Ouvrant la poésie « aux grandes irrégu­lar­ités de lan­gage », à ce qui relève d’une vérité sin­gulière avec la volon­té de ren­dre vis­i­ble, man­i­feste le « dire » du poème au sens du mot alle­mand Dich­tung, Trakl met à l’épreuve « corps et biens » la for­mule de son con­tem­po­rain Wittgen­stein, « Ce qui ne peut être dit, il faut le taire », cher­chant dés­espéré­ment à saisir dans cette mise en abîme l’impossibilité même de dire qui ne ces­sait pour lui de mar­quer le pas­sage du jour à la nuit, pré­fig­u­ra­tion de ce déclin vers l’obscur dans un monde qui n’aura d’autre hori­zon que sa pro­pre fin, un monde où ain­si que l’écrit Trakl en 1914 à son ami Lud­wig von Fick­er, « l’existence ressem­ble à la mort » comme pour des mil­lions d’hommes après lui sur les champs de bataille de la guerre qui s’abat sur l’Occident.

Au cours des dernières années, alors que les « démons » se font plus pres­sants dans sa vie, Trakl qui ne se soucie plus vrai­ment du devenir de ses poèmes, s’abandonne ain­si à l’ivresse qui le gagne, « per­du dans la noire destruc­tion de novem­bre », comme si le mou­ve­ment intérieur qui l’avait porté à écrire, pou­vait tout aus­si bien le ren­voy­er au néant, envahi « par la suave musique de sa folie ».

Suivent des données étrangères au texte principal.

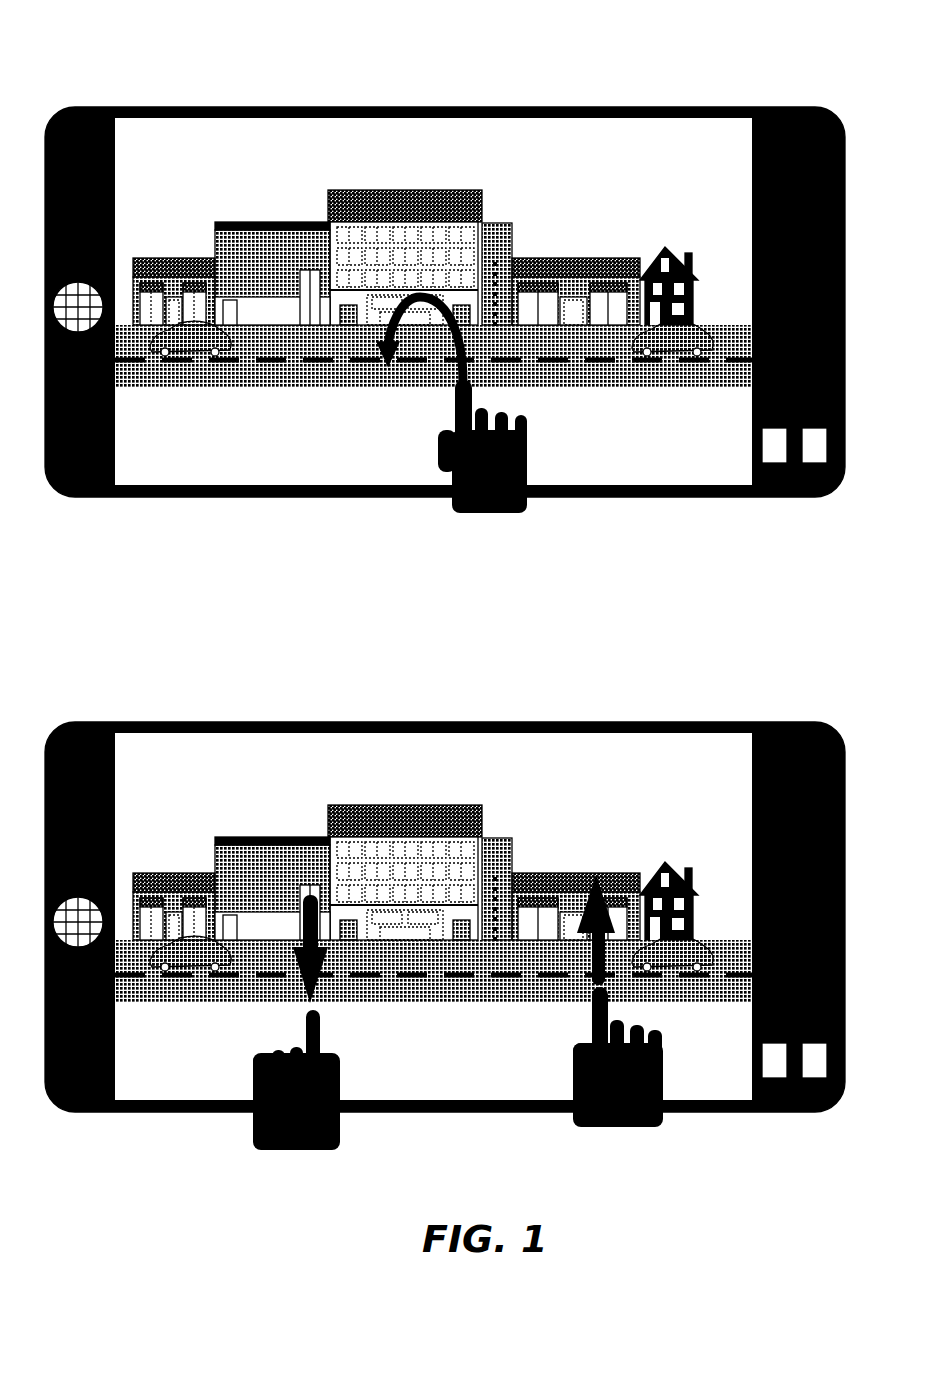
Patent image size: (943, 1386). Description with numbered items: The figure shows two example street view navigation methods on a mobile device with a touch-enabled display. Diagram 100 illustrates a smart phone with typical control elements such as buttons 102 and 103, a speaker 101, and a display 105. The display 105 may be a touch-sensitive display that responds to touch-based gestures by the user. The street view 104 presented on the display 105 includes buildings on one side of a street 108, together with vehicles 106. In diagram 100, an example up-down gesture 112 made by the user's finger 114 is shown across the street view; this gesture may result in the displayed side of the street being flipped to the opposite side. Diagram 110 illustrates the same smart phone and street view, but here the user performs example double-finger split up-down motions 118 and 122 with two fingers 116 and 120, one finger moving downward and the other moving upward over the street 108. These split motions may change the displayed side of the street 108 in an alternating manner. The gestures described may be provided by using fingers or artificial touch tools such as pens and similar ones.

The diagram 100 is at (702, 55).
The speaker 101 is at (80, 355).
The button 102 is at (790, 166).
The button 103 is at (778, 422).
The street view 104 is at (278, 186).
The display 105 is at (305, 133).
The vehicles 106 is at (197, 360).
The street 108 is at (648, 386).
The diagram 110 is at (702, 670).
The up-down gesture 112 is at (385, 377).
The finger 114 is at (518, 540).
The finger 116 is at (313, 1163).
The up-down motion 118 is at (306, 998).
The finger 120 is at (655, 1150).
The up-down motion 122 is at (594, 863).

Poète inscrit sur le dou­ble ver­sant de l’histoire, en aval il pré­fig­ure la révolte « expres­sion­niste » avec l’âpreté qu’il met dans sa « manière imagée » et son refus à con­sen­tir « à ce qui est », en amont là où s’enracine la moder­nité, il rejoint ceux des poètes qui ont méta­mor­phosé la langue l’ouvrant sur l’indicible : Friedrich Hölder­lin le « frère sacré » ain­si qu’il le nomme, Arthur Rim­baud dont il lit dès 1907 les pre­mières tra­duc­tions, Novalis auquel il con­sacre deux poèmes, Charles Baude­laire dont il décou­vre « Les Fleurs du Mal » avec leurs par­adis arti­fi­ciels dans le texte français, et Niet­zsche pour lequel il s’enthousiasme à la lec­ture de son « Zarathoustra ».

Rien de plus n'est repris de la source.